The new recommendations were prepared by Scott D. Holmberg, MD, and colleagues from the CDC's Division of Viral Hepatitis, National Center for HIV/AIDS, Viral Hepatitis, STD, and TB Prevention. They were published on July 6 in the CDC's Morbidity and Mortality Weekly Report.

"The primary goal of this report is to promote patient safety while providing risk management and practice guidance to HBV-infected health-care providers and students, particularly those performing exposure-prone procedures such as certain types of surgery," Dr. Holmberg and colleagues write.

"Because percutaneous injuries sustained by health-care personnel during certain surgical, obstetrical, and dental procedures provide a potential route of HBV transmission to patients as well as providers, this report emphasizes prevention of operator injuries and blood exposures during exposure-prone surgical, obstetrical, and dental procedures," they add.

According to the authors, as with the previous guidelines, HBV infection should not disqualify individuals from practicing medicine.

Changes to the previous recommendations include the following:

  • No requirement is now needed to prenotify patients of a healthcare provider's HBV status.

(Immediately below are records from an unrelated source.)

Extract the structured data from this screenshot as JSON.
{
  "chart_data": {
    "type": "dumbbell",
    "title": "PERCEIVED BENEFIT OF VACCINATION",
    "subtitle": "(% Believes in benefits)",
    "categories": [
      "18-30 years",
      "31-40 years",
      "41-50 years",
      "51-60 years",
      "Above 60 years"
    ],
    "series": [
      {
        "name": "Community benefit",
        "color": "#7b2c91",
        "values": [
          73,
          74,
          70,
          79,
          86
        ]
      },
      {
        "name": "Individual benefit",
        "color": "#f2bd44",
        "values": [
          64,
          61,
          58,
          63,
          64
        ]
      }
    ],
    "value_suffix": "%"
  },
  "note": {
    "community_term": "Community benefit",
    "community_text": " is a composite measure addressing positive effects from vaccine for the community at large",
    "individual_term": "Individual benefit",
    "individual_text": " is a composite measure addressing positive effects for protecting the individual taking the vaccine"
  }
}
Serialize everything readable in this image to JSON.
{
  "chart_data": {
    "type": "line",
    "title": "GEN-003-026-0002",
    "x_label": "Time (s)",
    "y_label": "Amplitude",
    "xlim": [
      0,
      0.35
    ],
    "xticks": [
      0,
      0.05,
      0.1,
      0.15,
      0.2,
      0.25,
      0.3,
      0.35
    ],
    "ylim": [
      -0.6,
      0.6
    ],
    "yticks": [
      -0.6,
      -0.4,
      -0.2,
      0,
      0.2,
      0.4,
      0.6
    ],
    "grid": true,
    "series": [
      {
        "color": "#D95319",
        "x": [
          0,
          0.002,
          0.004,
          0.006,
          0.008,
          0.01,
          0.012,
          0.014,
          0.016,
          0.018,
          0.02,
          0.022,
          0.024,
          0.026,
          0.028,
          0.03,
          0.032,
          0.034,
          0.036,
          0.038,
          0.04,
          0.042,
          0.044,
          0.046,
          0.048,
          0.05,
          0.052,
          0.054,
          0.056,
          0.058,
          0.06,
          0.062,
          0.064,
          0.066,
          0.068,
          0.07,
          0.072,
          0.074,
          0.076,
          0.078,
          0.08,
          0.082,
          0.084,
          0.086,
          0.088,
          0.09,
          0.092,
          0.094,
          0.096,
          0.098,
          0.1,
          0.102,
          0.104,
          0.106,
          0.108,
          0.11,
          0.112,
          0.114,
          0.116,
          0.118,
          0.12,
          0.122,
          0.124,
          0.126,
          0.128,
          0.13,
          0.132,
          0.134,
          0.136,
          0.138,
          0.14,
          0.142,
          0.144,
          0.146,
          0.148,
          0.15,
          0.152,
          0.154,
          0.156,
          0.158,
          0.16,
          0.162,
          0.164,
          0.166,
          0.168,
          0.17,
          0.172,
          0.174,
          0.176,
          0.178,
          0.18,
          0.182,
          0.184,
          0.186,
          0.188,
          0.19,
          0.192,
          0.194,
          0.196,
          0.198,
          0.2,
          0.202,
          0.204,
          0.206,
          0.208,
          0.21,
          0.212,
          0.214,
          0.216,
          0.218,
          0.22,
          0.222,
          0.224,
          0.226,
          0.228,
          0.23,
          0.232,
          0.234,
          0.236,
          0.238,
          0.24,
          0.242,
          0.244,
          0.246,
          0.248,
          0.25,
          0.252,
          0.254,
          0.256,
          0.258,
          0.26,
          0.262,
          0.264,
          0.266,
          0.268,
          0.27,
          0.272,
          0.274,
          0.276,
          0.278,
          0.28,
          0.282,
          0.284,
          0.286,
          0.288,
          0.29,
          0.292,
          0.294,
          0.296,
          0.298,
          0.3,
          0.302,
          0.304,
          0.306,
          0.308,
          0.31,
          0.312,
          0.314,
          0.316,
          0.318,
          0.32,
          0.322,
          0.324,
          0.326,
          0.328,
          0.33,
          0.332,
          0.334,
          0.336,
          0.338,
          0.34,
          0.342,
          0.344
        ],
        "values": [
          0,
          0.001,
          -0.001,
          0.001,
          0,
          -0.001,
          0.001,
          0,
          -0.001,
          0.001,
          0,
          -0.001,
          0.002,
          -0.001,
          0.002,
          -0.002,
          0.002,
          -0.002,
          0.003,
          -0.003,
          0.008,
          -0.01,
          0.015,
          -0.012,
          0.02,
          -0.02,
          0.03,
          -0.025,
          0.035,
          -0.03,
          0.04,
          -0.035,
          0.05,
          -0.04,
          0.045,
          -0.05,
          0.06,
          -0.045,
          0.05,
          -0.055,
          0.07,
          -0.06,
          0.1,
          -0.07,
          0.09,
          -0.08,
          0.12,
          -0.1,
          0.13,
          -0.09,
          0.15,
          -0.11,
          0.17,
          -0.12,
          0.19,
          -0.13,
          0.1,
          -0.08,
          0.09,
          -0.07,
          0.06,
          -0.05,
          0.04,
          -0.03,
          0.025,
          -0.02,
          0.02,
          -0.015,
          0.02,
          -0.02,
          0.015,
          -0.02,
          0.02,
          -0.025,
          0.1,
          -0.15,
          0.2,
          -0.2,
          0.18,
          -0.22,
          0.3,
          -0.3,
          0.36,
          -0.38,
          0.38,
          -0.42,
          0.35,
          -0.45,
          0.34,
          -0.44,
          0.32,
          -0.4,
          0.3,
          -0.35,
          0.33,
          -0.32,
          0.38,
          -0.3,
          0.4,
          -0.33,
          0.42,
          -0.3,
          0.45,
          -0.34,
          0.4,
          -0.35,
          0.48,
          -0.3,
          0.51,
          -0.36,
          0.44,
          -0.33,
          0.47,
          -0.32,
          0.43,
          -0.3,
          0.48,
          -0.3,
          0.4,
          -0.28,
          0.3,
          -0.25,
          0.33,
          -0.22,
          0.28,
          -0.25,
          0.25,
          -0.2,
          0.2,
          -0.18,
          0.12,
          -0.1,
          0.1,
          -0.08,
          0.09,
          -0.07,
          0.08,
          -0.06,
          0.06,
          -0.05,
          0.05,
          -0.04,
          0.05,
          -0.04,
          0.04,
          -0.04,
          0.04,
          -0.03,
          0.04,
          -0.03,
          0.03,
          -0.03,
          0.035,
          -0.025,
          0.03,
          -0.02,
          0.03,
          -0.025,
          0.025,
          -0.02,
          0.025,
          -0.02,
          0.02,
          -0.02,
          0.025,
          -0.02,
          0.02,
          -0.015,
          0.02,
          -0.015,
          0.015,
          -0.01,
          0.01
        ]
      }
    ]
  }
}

  • HBV DNA serum levels rather than hepatitis B e antigen status should be used to monitor infectivity.

  • An HBV level of 1000 IU/mL (5000 GE/mL) or its equivalent is an appropriate threshold that determines whether a healthcare provider performing an "exposure-prone" procedure requires an expert panel oversight.

  • Monitoring should be conducted with an assay that can detect levels as low as 10 to 30 IU/mL.

  • For most providers and students with chronic hepatitis B who conform to current standards for infection control, HBV infection status alone does not require any curtailing of their practices or supervised learning experiences.

The guidelines address several issues, including precautions and preventive strategies that should be followed when HBV-infected healthcare providers and students treat patients. Such strategies include work practice and engineering controls. The guidelines also discuss ethical considerations.

All healthcare providers and students should receive a hepatitis B vaccine, with the 3-injection series, according to current CDC recommendations.